Ce vendredi, la journée de la laïcité est célébrée dans tous les établissements scolaires. (Photo d'illustration)

Ce vendredi, la journée de la laïcité est célébrée dans tous les établissements scolaires. (Photo d'illustration) - AFP

Un sondage de l'Ifop met en lumière la montée de l'appréhension des enseignants pour aborder les questions religieuses depuis l'assassinat de Samuel Paty le 16 octobre 2020.

Ce vendredi marque la Journée nationale de la laïcité.
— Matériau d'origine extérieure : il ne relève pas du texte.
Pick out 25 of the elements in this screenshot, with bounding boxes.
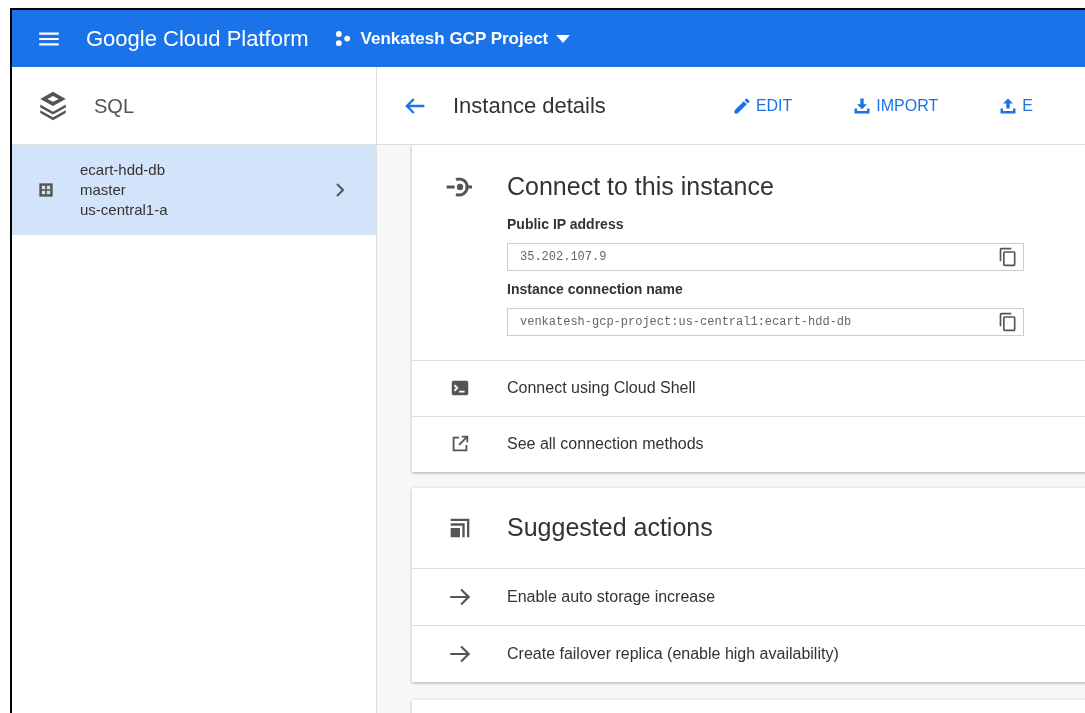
- readonly-field[interactable]: venkatesh-gcp-project:us-central1:ecart-hdd-db: [507, 307, 1024, 336]
- project-selector[interactable]: Venkatesh GCP Project: [332, 25, 571, 52]
- suggested-action[interactable]: Enable auto storage increase: [412, 567, 1085, 625]
- copy-icon[interactable]: [998, 311, 1018, 332]
- instance-text: us-central1-a: [80, 200, 169, 221]
- action-button[interactable]: IMPORT: [846, 89, 945, 122]
- card-title: Suggested actions: [507, 511, 713, 543]
- sidebar-title: SQL: [94, 93, 135, 119]
- copy-icon[interactable]: [998, 246, 1018, 267]
- field-label: Instance connection name: [507, 279, 684, 299]
- connection-link[interactable]: See all connection methods: [412, 415, 1085, 472]
- connection-link[interactable]: Connect using Cloud Shell: [412, 359, 1085, 416]
- page-title: Instance details: [453, 92, 607, 120]
- caret-icon: [556, 34, 571, 43]
- readonly-field[interactable]: 35.202.107.9: [507, 242, 1024, 271]
- action-button[interactable]: EDIT: [725, 89, 799, 122]
- action-button[interactable]: E: [992, 89, 1039, 122]
- grid-icon: [36, 180, 56, 200]
- product-title: Google Cloud Platform: [86, 25, 309, 53]
- card-title: Connect to this instance: [507, 171, 774, 202]
- suggested-action[interactable]: Create failover replica (enable high availability): [412, 624, 1085, 682]
- instance-text: ecart-hdd-db: [80, 159, 167, 180]
- instance-text: master: [80, 179, 127, 200]
- field-label: Public IP address: [507, 214, 625, 234]
- instance-item[interactable]: ecart-hdd-db master us-central1-a: [12, 145, 376, 235]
À la veille de cet événement, l'Ifop, en partenariat avec la revue Écran de veille, a publié un sondage sur "l'expression du fait religieux à l'école" et les "atteintes à la laïcité".

Cette enquête présente deux enseignements principaux: une recrudescence des contestations d'enseignement pour motifs religieux et la montée de l'appréhension des enseignants pour aborder les questions religieuses depuis l'assassinat de Samuel Paty le 16 octobre 2020.

La mort de Samuel Paty, un tournant

Cet événement marque un tournant dans le comportement des professeurs. Ainsi, 56% des enseignants du public se sont déjà auto-censurés pour éviter des incidents sur les questions de religion. Ces chiffres s'élevaient à 36% dans une précédente étude de l'Ifop pour le Comité national d'action laïque, datant de 2018.

Par ailleurs, 52% des professeurs interrogés ont eu peur au point d'éviter certains sujets contre 43% fin 2020, rapporte l'institut de sondage. Cette appréhension est surtout visible en zone d'éducation prioritaire (65%) et touche plus particulièrement les jeunes professeurs (60% parmi les moins de 30 ans), ainsi que les enseignants d'histoire-géographie (64%).

Plus précisément, présenter des caricatures de personnages religieux aux élèves, motif invoqué pour justifier le meurtre de Samuel Paty, est une situation crainte par près de deux enseignants sur trois (62%). Deux ans après l'assassinat de ce professeur, 77% des enseignants estiment que le ministère de l'Éducation nationale n'a pas tiré les enseignements de ce drame.

Recrudescence des contestations d'enseignants

L'enquête de l'Ifop permet également de mesurer une recrudescence des contestations d'enseignements pour des motifs religieux. 60% des professeurs du secteur public y ont été confrontés au moins une fois au cours de leur carrière.

Et pour la plupart, cela est arrivé au cours des 15 derniers mois. Dans le détail, 31% des enseignants du public ont été confrontés à des contestations d'enseignements au nom de la religion depuis septembre 2021.

Ces contestations interviennent plus particulièrement dans les domaines relatifs aux relations de genre, à la transmission de la culture civique ou à l'histoire humaine ou naturelle comme les cours de géographie ou de sciences de la vie et de la terre.

Les jeunes professeurs favorables à un assouplissement des règles de laïcité

De nombreuses atteintes à la laïcité sont également notables en dehors des cours. Ainsi, 71% des enseignants du public indiquent en avoir observé au moins une dans l'enceinte de leur établissement depuis l'application de la loi de 2004, qui garantit le respect du principe de laïcité dans les écoles, collèges et lycées publics.

Enfin, les jeunes enseignants se montrent favorables à un assouplissement des règles de laïcité. 62% des professeurs de moins de 30 ans soutiennent l'introduction de menus à caractère confessionnel comme la viande halal ou la viande casher contre 34% pour les plus de 50 ans. Les jeunes professeurs sont également 41% à adhérer à la possibilité d'avoir des vêtements traditionnels larges, contre 13% pour les plus de 50 ans.